Embassy Office Parks REIT (EMBASSY) Q2 24/25 earnings summary
Event summary combining transcript, slides, and related documents.
Q2 24/25 earnings summary
18 Jan, 2026Executive summary
Achieved record H1 leasing of 4 million sq ft (2.1 million sq ft in Q2), raising occupancy to 87% by area and 90% by value, and expanded the occupier base to 260 blue chip clients.

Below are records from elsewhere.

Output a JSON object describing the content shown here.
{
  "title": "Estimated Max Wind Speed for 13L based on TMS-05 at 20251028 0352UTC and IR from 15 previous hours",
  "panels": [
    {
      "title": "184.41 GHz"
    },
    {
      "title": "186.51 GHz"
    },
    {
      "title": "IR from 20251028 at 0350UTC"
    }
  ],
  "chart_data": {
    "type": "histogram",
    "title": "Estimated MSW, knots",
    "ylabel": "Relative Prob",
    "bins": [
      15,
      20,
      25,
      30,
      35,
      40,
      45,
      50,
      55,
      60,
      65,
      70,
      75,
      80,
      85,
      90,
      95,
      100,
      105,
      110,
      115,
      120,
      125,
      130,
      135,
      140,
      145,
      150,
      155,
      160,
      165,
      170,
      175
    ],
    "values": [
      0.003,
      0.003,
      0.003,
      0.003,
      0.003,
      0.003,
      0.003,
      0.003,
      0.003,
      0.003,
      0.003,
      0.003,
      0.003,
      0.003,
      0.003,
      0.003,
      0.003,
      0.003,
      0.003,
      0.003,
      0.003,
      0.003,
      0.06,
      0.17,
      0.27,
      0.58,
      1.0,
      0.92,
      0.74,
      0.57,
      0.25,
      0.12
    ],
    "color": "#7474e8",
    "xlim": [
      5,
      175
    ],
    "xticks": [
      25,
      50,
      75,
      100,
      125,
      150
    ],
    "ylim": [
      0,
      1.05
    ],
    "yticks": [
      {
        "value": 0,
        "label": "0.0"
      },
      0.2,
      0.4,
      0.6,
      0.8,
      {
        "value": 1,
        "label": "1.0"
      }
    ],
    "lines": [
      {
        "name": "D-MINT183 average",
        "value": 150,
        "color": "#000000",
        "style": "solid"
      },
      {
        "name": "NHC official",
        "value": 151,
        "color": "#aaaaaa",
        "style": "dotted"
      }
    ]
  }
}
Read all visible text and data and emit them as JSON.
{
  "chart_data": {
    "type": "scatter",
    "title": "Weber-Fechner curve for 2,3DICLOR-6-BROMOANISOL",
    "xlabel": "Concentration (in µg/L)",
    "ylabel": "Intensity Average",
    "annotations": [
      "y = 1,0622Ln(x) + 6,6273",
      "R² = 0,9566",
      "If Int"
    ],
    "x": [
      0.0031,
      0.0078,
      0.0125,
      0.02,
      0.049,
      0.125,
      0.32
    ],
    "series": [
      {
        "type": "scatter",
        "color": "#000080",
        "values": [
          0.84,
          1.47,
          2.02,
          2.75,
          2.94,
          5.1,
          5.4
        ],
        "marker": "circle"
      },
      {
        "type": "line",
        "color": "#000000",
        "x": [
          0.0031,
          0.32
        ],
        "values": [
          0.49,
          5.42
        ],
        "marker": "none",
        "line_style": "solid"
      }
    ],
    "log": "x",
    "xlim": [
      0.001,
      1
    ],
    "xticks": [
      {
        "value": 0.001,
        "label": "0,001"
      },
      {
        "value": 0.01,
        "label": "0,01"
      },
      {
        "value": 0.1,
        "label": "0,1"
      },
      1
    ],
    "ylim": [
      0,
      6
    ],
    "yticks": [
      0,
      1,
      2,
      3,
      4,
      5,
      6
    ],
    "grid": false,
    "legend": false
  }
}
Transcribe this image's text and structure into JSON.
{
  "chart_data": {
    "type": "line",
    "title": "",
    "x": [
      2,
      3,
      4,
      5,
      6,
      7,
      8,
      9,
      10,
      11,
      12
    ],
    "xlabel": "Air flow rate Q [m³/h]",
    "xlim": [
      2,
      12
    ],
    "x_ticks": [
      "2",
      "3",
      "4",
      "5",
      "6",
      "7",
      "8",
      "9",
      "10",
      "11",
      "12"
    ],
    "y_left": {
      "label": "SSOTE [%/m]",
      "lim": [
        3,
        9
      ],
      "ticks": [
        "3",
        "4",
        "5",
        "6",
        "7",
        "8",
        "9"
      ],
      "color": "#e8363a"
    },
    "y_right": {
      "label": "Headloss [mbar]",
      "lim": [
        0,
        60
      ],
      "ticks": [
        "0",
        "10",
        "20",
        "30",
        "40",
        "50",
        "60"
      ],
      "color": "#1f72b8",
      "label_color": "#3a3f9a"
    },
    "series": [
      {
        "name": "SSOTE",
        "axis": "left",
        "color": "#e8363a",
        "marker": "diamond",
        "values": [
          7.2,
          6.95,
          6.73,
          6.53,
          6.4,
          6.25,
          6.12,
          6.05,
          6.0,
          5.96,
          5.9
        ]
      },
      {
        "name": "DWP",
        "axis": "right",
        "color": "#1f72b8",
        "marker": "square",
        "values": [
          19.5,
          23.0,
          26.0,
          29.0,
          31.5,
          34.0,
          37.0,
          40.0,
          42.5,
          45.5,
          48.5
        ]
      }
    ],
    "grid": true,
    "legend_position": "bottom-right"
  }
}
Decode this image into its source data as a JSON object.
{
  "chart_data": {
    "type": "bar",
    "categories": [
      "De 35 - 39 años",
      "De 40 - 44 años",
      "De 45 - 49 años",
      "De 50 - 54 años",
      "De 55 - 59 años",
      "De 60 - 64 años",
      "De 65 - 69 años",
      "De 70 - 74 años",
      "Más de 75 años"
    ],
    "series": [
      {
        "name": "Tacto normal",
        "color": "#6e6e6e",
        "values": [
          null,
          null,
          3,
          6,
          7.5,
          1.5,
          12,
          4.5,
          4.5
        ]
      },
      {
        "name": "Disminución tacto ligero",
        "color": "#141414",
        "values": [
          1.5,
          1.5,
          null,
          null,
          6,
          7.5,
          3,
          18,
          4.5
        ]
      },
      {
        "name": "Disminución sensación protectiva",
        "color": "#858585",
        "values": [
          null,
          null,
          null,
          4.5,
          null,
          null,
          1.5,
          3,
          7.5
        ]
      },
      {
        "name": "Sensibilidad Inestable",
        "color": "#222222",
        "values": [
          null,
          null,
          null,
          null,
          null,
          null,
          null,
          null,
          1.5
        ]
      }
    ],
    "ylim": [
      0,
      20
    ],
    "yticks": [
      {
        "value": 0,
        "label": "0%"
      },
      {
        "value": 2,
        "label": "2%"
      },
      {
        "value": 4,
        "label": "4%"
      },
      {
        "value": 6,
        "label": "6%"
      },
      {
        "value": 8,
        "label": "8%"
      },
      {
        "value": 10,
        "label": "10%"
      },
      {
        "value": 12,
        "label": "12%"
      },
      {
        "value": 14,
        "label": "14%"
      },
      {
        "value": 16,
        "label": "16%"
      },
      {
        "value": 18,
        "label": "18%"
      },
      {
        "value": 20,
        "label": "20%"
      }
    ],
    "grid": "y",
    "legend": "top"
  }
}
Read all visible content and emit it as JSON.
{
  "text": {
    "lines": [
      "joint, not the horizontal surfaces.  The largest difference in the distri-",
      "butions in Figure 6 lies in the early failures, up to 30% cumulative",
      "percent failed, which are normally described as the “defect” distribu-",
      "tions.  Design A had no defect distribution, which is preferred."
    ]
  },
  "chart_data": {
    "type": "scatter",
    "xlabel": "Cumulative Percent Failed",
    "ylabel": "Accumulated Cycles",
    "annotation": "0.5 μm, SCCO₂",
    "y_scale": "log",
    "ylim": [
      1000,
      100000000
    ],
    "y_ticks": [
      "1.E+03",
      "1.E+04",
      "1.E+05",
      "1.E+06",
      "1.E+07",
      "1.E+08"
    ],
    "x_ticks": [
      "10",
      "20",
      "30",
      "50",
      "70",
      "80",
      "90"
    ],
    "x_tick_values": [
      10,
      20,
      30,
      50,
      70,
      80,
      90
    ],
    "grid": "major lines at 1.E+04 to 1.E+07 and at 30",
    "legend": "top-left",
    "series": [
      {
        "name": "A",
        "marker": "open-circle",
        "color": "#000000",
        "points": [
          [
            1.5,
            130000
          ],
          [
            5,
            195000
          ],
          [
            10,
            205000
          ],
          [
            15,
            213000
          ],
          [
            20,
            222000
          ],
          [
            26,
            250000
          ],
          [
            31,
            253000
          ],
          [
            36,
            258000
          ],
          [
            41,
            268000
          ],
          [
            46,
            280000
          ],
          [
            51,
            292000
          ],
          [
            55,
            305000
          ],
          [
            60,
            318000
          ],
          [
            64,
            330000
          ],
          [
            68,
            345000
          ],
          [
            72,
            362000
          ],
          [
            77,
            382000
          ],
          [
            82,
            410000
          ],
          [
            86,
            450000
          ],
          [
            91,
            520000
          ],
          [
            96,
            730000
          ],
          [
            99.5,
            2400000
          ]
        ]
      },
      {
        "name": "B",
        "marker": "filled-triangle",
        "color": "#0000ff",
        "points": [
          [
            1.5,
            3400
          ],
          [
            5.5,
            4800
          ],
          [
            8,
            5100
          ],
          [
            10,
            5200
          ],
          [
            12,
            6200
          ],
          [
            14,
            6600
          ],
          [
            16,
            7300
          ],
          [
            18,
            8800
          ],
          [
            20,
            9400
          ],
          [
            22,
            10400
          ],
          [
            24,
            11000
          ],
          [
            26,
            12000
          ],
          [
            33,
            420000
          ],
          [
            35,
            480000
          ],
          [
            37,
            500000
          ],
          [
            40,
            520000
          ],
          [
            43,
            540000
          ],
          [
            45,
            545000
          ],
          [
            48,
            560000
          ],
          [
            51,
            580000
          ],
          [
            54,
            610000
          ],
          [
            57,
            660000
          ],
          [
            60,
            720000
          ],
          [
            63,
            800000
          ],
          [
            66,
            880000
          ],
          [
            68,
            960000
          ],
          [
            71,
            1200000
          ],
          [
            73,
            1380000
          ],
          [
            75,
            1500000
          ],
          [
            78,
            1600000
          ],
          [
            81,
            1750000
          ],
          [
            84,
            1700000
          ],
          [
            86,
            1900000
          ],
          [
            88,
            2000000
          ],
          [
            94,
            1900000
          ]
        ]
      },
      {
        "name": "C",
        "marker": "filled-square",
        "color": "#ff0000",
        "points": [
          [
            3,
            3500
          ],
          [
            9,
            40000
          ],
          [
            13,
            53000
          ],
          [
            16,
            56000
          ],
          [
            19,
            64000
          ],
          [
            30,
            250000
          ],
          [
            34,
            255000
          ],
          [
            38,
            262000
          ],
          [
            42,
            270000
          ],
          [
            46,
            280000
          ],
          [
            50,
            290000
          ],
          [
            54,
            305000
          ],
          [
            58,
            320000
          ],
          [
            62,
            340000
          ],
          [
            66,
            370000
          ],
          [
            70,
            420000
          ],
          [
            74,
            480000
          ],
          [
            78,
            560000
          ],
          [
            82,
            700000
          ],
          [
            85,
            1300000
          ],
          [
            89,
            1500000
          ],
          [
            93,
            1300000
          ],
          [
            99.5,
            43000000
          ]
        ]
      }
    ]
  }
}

Raised FY2025 leasing guidance from 5.6 million sq ft to 6.5 million sq ft, reflecting strong demand and robust pipeline.
Distributed ₹553 crores (₹5.83/unit) in Q2, up 5% year-over-year, with cumulative H1 distribution of ₹10,834.42 million.
Delivered 0.6 million sq ft office tower in Bangalore, 100% pre-leased to ANZ.
Strengthened leadership team with key promotions in leasing and operations.
Financial highlights
Revenue from operations and NOI both grew 12% year-over-year to ₹997 crores and ₹805 crores, respectively, with EBITDA margin stable at 81%.
Distributions for Q2 at ₹5,526 mn (₹5.83/unit), up 5% YoY and 4% sequentially.
Gross asset value increased 12% year-over-year to ₹59,104 crores; net asset value up 4% to ₹415.84 per unit.
Net debt book at over ₹18,000 crores, with a 31% leverage ratio and 7.82%–7.99% in-place cost.
Standalone profit for H1 FY25 was ₹2,260.66 million, with a Q2 loss due to impairment charges.
Outlook and guidance
FY2025 NOI guidance reaffirmed at ₹32,800 mn (10% YoY growth); DPU guidance at ₹22.75 (7% YoY growth).
Year-end portfolio occupancy projected at 88% by area and 92% by value.
Leasing guidance revised to 6.5 million sq ft, including 4 million new, 1 million renewals, and 1.5 million pre-commitments.
Management anticipates refinancing upcoming debt maturities using undrawn borrowing facilities.